I wonder about the weights (masses) of all you Bruckner lovers. :lol:


----------



## Manxfeeder (Oct 19, 2010)

hpowders said:


> I would recommend Robert Schumann's Symphonies.
> 
> The height of German Romanticism.
> 
> ...


I'm actually relatively thin. I think it's from all those times I jump out of my chair shouting, "Yes!"


----------



## helenora (Sep 13, 2015)

I think it's all about power of concentration hahaha, and here we are the best - Bruckner lovers having no problem focusing and concentrating for a long time - long attention span


----------



## hpowders (Dec 23, 2013)

Manxfeeder said:


> I'm actually relatively thin. I think it's from all those times I jump out of my chair shouting, "Yes!"


You mean when you get your Federal tax refund? Or everytime President Trump triumphs?

I'm thin too, but the music has nothing to do with it.


----------



## Manxfeeder (Oct 19, 2010)

hpowders said:


> I'm thin too, but the music has nothing to do with it.


Just think if you'd combine your daily workout with the masters. The guy in the video could be you.

https://www.bing.com/videos/search?q=workout+to+classical+music&view=detail&mid=08E5EE8E794E87DC97EA08E5EE8E794E87DC97EA&FORM=VIRE


----------



## hpowders (Dec 23, 2013)

Manxfeeder said:


> Just think if you'd combine your daily workout with the masters. The guy in the video could be you.
> 
> https://www.bing.com/videos/search?q=workout+to+classical+music&view=detail&mid=08E5EE8E794E87DC97EA08E5EE8E794E87DC97EA&FORM=VIRE


How lethargic! Unfortunately, his unenthusiastic exercise reps are just what 99% of the US population would expect for anyone exercising to "boring" classical music.


----------



## David C Coleman (Nov 23, 2007)

I've got no weight issues. Besides you don't put weight on when you're standing conducting lol


----------



## Botschaft (Aug 4, 2017)

The answer to a question like this is always Brahms.


----------



## larold (Jul 20, 2017)

Richard Wetz (1875-1935) wrote three symphonies that have been recorded, a violin concerto, and some other music. The parallels between his music and that of Bruckner are more apparent than any other composer I know. He's not as good as Bruckner but his music sounds similar to Bruckner. Try the Second or Third symphonies if you are interested.

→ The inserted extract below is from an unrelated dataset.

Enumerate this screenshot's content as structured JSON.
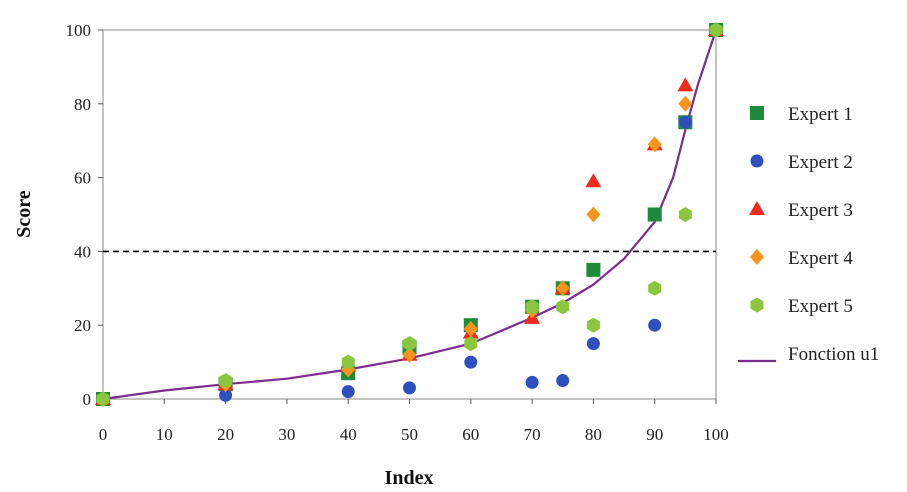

I find certain parallels to Bruckner in some of Franz Liszt's music as well -- the longer tone poems such as From The Cradle to the Grave and Ideals, among others, and his Faust and Dante symphonies. Again, I don't find Liszt's symphonies the equal of Bruckner's but they cover some of the same ground -- lengthy, mystical with religious affect, great up and down motion, repetitive thematic material that builds on itself like steppes.


----------



## helenora (Sep 13, 2015)

Lenny said:


> You are absolutely correct, and that's why I depend on modern technology and use the "loop" functionality in my Spotify lists. Yesteday I was listening the whole day Paul Buttner's brucknerian symphony #4. Yes, I kid you not: whole day.


and I believe you.


----------



## SiegendesLicht (Mar 4, 2012)

hpowders said:


> I would recommend Robert Schumann's Symphonies.
> 
> The height of German Romanticism.
> 
> ...


You don't put on much weight if you are so concentrated on listening you forget to eat.


----------



## pokeefe0001 (Jan 15, 2017)

I see/hear connections that sometimes baffle other people. Here's one of them: The symphonies of Franz Berwald. Approximately 30 years before Bruckner so expect an early- to mid-romantic sound rather than Bruckner's late romantic sound, but similar transitional techniques (i.e., abrupt), similar (but simpler) techniques in thematic development.

I've not heard anything that reminds of Bruckner's motets. Not needed. Bruckner suffices. I think his Os Justi is one of the greatest choral pieces ever written. (And about 50 years ago I was lucky enough to be in two chorals groups that sung it .. along with several other Bruckner motets.)


----------